Under Armour posted fourth-quarter earnings of $0.59 per share, which was a 27% increase from the year-ago period. That was also better than analysts' projection of earnings per share of $0.53 in the quarter. Meanwhile, Under Armour said it earned $1.50 per share for the year.
For its fourth quarter, Under Armour captured growth across all of its apparel categories. Even online sales were a bright spot for the company, with the direct-to-consumer segment growing 36% year over year in the period. Online sales continue to be an important part of Under Armour's growth strategy -- they now represent 39% of total net revenue.
Under Armour also raised its 2014 guidance. It now expects net revenue in the range of $2.84 billion-$2.87 billion, which would represent 22%-23% growth from the company's 2013 results.
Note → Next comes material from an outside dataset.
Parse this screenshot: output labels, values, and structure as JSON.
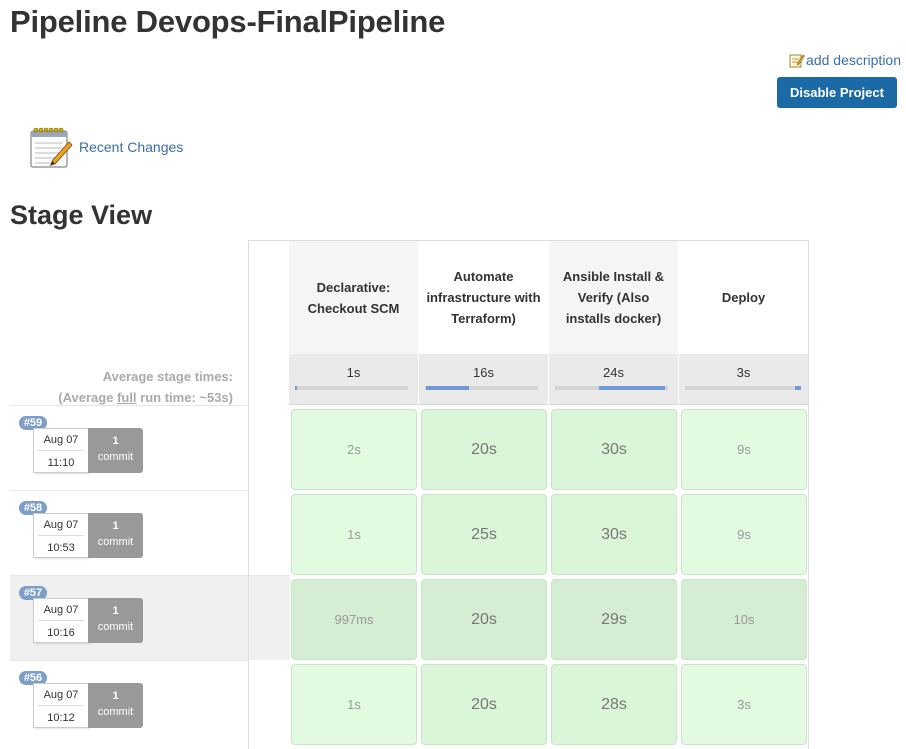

CEO Kevin Plank said in a statement that: "By any measure, 2013 was a banner year for the UA Brand. We surpassed $2 billion in net revenues for the year, which culminated with our 15th straight quarter of at least 20% total growth. In addition, we completed our first acquisition, MapMyFitness, opened our first two UA Brand House retail stores, and continued to make key investments in our Women's, Footwear and International businesses to drive long-term global growth."